The 1978 film “The Dead Zone,” an adaptation of a Stephen King novel, stars a young Christopher Walken in the role of an accident victim who awakens from a year’s long coma with powers of clairvoyance. Physical contact with another person generates a sudden flash of vision and insight into that person’s future, always accurate, causing Walken’s character great distress.
One of the characters Walken happens to meet is an ambitious politician played by Martin Sheen. While shaking Sheen’s hand at a political rally, Walken is hit with a staggering vision: A corrupt and messianic Sheen will be elected President of the United States, and in the midst of a psychopathic episode, launch America’s missiles and start a nuclear war.
Sheen’s right-hand man is named Sonny. Sonny is Sheen’s fixer; a low-life, murderous thug with unnatural loyalty to Sheen allowing the two of them to commit otherwise unthinkable acts. This same formula appeared in early seasons of House of Cards, where Frank Underwood, the psychopathic President of the United States played by Kevin Spacey, employed an equally loyal and murderous fix-it guy to solve his problems. Who could have ever imagined that real life would make these melodramatic Hollywood visions look predictive?
The New York Times just published a lengthy article on its investigation of Donald Trump’s fix-it guy, attorney Michael Cohen. Tracing the trajectory of Cohen’s career, the account at times sounds like the casting call for 1990’s episodes of Law and Order, filled with mobsters, scammers, Russian and Ukrainian “business men”, insurance fraudsters, cash-only real estate deals, suspected money-laundering, and overseas shenanigans. While the Times article does not overtly accuse Cohen of committing crimes, it carefully documents the arrest and convictions of Cohen’s partners and clients and notes that Special Counsel Robert Mueller and other prosecutors are investigating Cohen. By implication, this means they are also investigating Trump, who hired Cohen as his “personal attorney” and fix-it guy.
In “The Dead Zone,” Walken’s character discovers that his visions of the future do not mean that the future cannot be changed. To the contrary, over time he learns that he can influence events and change the future. He hatches a plot to foil Sheen, and this becomes the primary focus of the film. All of this is to say that although events seem to be spinning out of control in Washington D.C. and in the White House, none of us can absolutely predict the future. Would any of us have predicted that the #MeToo movement would unseat Kevin Spacey from his role as the sleazy President Frank Underwood?
American democracy is under attack and that attack is emanating from the office of the Presidency.

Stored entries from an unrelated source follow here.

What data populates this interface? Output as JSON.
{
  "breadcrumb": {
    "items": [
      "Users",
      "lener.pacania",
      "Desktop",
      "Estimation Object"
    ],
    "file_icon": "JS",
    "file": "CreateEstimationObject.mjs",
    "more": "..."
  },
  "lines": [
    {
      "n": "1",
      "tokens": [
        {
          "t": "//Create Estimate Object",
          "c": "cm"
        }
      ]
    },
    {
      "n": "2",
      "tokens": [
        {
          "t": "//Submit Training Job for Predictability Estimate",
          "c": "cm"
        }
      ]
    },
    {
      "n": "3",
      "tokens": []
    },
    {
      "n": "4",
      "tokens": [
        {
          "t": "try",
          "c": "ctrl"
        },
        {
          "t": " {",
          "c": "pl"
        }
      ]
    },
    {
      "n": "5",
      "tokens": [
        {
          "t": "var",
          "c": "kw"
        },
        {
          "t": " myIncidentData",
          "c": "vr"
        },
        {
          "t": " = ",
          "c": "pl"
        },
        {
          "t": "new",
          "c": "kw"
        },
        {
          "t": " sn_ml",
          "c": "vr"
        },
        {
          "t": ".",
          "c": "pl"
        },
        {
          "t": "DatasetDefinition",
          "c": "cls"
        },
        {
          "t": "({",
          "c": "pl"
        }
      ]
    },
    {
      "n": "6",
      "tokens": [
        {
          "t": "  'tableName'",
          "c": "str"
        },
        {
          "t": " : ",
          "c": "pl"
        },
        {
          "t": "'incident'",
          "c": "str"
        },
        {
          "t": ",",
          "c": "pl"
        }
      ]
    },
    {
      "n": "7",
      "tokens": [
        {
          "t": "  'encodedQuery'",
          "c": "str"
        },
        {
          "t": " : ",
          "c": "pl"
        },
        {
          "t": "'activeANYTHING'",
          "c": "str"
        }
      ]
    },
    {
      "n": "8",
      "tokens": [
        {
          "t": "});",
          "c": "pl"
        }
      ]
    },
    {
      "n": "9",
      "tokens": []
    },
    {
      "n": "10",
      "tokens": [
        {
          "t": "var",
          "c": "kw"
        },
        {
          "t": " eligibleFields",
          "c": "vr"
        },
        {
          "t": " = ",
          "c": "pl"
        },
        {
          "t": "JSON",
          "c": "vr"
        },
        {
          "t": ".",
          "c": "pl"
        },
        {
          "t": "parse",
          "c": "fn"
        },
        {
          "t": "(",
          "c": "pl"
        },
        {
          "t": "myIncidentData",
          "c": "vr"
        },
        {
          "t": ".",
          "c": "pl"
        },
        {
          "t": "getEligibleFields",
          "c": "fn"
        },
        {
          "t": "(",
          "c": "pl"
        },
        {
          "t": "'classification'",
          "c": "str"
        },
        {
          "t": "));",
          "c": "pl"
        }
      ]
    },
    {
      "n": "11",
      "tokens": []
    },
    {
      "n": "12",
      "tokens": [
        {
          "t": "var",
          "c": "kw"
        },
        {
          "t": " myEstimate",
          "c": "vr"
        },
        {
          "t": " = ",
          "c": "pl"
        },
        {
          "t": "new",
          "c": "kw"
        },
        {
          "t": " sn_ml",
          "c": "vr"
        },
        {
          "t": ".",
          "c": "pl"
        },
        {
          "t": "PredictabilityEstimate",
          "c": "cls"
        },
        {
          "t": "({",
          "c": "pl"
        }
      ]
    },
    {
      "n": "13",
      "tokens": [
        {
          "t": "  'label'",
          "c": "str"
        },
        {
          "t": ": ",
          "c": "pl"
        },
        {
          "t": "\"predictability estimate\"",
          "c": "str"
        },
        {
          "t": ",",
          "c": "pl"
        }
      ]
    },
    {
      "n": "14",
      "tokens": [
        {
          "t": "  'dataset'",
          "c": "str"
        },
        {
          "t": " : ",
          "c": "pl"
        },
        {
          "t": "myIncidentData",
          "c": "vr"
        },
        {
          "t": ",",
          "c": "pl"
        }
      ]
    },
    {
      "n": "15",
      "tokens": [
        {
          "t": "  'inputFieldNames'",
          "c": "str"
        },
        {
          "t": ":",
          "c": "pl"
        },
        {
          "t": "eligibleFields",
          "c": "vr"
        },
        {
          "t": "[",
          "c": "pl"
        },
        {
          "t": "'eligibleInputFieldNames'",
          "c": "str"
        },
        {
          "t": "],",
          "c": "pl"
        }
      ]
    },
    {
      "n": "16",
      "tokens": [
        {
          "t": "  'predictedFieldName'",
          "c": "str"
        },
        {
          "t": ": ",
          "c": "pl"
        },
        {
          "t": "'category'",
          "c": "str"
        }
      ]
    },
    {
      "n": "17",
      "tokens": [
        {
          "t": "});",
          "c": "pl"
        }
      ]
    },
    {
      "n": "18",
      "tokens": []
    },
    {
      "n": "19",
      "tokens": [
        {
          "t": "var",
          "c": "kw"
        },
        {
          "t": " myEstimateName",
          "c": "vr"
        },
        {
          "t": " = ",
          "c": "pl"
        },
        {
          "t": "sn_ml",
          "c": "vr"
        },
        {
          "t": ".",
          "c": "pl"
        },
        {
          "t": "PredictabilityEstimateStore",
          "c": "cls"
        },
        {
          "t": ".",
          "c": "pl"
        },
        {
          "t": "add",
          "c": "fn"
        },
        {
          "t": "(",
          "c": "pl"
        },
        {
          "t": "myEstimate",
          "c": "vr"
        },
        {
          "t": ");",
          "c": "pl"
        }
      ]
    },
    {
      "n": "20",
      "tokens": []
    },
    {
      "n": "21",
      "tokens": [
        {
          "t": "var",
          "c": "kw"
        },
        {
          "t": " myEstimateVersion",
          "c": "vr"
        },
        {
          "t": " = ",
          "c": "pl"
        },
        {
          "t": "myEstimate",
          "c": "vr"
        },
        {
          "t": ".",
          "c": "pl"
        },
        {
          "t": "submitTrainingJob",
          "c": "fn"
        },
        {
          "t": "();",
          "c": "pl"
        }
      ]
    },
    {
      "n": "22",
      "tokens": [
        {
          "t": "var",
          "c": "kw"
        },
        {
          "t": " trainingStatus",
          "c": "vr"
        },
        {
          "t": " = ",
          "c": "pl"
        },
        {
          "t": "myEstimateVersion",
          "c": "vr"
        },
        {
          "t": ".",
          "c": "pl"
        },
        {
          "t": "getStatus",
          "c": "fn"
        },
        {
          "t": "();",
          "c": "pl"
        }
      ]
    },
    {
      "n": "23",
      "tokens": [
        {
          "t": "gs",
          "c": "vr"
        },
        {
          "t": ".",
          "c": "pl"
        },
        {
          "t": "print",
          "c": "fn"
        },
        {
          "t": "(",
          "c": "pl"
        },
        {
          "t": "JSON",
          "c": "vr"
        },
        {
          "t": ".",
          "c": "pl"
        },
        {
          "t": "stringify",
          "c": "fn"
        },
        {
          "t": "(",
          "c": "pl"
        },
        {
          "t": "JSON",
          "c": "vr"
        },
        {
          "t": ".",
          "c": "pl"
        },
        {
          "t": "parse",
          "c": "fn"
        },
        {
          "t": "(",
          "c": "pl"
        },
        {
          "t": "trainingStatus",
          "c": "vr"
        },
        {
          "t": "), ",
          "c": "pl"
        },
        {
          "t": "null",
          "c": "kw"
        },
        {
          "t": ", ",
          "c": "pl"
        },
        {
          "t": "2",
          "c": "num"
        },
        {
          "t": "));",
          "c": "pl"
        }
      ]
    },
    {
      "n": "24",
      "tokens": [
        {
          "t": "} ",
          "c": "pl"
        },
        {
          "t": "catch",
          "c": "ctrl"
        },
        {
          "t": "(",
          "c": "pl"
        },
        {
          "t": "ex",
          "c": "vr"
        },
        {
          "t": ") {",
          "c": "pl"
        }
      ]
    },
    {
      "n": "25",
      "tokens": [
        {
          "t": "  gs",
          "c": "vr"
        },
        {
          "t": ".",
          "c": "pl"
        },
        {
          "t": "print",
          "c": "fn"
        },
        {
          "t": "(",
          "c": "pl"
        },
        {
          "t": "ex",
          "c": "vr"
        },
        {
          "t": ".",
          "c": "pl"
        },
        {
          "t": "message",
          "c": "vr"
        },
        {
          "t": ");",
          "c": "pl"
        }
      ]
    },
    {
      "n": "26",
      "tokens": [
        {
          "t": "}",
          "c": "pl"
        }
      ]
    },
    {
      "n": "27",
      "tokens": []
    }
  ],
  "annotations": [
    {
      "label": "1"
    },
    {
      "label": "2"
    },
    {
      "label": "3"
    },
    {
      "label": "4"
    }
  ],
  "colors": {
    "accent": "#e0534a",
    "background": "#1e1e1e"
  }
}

The question is what can prevent Donald Trump and his gang of thugs from hijacking American democracy? Voting is important, but our computerized voting machines are generally old, unreliable, and too easily hacked. Claims of illegal voting now regularly follow elections. The reliability of numerical facts and truth itself are under siege by domestic and international forces. The world is suddenly tilting towards chaos; undermining the established order reveals it as a thin veneer covering deep layers of suspicion and resentment, neither of which help build a good society.
Unlike Hollywood, this plot is writing itself. In the words of David Byrne, “The future is certain, give us time to work it out.”